The Arc wins 2006 AIA National Honor Award for Regional and Urban Design
The U.S. architectural profession’s highest recognition of excellence; jury calls project “compelling” and “visionary”.
Suisman Urban Design received the architectural profession’s highest recognition of excellence for a project when its plan for a Palestinian state, “The Arc”, won a national Honor Award for Regional and Urban Design from the American Institute of Architects (AIA). The AIA awards are given in the areas of architecture, interior architecture, and urban design. Selected from over 680 total submissions, the 30 recipients will be honored in June at the AIA 2006 National Convention and Design Exposition in Los Angeles.

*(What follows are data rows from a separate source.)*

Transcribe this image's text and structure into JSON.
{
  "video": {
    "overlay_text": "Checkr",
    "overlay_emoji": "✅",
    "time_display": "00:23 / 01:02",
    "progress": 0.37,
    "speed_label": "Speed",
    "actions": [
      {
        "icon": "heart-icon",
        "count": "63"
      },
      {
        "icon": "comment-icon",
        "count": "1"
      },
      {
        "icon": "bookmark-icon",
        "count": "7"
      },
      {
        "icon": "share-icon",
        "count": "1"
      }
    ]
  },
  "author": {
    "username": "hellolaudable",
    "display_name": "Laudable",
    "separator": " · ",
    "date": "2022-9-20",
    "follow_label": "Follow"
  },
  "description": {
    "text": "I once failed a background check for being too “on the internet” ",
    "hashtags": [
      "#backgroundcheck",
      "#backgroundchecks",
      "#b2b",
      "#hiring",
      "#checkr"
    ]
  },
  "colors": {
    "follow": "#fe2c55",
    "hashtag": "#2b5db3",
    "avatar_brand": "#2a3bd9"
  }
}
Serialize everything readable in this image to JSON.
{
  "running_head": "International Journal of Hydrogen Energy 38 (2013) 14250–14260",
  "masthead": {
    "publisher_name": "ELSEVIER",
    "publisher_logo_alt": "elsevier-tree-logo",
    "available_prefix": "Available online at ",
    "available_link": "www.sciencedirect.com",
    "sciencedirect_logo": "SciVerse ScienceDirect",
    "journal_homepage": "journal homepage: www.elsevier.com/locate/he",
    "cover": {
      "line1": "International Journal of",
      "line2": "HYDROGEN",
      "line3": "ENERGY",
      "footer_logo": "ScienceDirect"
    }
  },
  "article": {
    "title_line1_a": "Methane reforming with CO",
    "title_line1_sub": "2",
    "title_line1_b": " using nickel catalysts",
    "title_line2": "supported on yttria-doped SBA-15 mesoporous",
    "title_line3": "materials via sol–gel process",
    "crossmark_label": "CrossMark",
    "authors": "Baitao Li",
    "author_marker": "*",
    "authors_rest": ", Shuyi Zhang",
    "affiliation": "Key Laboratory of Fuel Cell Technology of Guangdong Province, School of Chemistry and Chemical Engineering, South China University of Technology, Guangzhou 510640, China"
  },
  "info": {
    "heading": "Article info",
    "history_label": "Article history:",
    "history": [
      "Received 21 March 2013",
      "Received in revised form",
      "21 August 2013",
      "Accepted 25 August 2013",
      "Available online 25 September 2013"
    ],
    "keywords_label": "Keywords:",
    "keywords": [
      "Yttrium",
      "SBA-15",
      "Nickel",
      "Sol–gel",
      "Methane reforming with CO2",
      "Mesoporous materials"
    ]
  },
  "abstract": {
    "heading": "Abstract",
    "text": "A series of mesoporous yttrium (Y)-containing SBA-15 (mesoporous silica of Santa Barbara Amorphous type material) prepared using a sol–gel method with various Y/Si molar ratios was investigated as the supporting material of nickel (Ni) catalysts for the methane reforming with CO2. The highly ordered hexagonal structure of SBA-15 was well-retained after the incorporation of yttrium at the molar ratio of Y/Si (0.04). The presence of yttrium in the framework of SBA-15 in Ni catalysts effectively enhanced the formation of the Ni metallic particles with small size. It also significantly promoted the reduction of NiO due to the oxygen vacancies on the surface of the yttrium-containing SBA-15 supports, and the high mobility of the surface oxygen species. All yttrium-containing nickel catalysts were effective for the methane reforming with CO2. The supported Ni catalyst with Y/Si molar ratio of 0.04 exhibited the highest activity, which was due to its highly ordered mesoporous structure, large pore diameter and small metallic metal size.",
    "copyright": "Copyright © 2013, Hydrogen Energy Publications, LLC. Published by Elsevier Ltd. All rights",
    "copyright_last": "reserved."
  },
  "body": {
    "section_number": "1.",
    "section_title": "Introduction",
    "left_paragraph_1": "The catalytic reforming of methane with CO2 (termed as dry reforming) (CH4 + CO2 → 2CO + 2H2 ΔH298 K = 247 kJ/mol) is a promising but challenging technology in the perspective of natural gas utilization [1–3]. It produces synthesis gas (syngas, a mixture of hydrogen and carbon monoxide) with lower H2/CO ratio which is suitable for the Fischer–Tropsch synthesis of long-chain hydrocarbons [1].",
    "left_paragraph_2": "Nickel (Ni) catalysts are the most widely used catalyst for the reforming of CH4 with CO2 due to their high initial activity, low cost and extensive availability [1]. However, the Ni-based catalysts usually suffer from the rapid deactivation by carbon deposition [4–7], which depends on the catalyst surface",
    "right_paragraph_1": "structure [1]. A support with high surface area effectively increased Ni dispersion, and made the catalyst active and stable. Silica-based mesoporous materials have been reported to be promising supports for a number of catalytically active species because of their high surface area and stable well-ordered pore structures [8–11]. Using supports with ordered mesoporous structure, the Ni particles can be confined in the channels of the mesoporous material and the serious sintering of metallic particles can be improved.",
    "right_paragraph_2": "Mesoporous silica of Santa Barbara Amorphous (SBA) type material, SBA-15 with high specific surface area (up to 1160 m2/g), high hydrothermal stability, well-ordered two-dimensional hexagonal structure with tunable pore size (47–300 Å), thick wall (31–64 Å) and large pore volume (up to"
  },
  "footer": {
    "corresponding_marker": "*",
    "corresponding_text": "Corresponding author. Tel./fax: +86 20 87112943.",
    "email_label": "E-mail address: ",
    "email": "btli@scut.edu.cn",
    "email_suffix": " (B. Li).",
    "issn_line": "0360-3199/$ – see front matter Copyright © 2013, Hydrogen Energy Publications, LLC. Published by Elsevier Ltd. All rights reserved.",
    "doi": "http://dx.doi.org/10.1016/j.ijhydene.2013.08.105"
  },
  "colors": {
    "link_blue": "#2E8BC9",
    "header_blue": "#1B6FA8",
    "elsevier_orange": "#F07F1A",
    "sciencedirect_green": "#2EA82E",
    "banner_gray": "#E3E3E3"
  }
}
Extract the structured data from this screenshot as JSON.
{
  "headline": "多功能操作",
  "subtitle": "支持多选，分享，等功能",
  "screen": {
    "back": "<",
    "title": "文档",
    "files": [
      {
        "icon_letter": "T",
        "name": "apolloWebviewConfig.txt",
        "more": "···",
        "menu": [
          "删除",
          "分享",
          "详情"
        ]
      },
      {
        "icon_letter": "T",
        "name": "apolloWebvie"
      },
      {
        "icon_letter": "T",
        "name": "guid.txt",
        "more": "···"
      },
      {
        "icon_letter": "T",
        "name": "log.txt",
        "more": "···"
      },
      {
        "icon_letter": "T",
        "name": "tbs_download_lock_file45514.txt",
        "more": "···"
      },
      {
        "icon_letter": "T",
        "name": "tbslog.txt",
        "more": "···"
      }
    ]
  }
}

“The jury reviewed a broad spectrum of submissions from the smallest scale projects to the largest proposal for the transportation framework for the new nation of Palestine” said Jury Chair Diane T. Georgopulos, FAIA, of Mass Housing Finance Agency in Boston. “The awards recognized projects that best demonstrated the application of sustainable design principles to creatively use open space and density to advance social, economic and environmental health”.
Of Suisman Urban Design’s Arc project with RAND Corporation, the jury said, “Clear and compelling framework plan for a thoughtfully shaping expansion of the newly created Palestinian nation… The necessity to create public transit to support the huge expansion of population was proposed through the development of a transportation spine, settlement areas and intertwining environmentally sensitive areas, which were conveyed with extraordinary sensitivity… Visionary plan built on logical approach to infrastructure creating immeasurable hope for a displaced people and nation.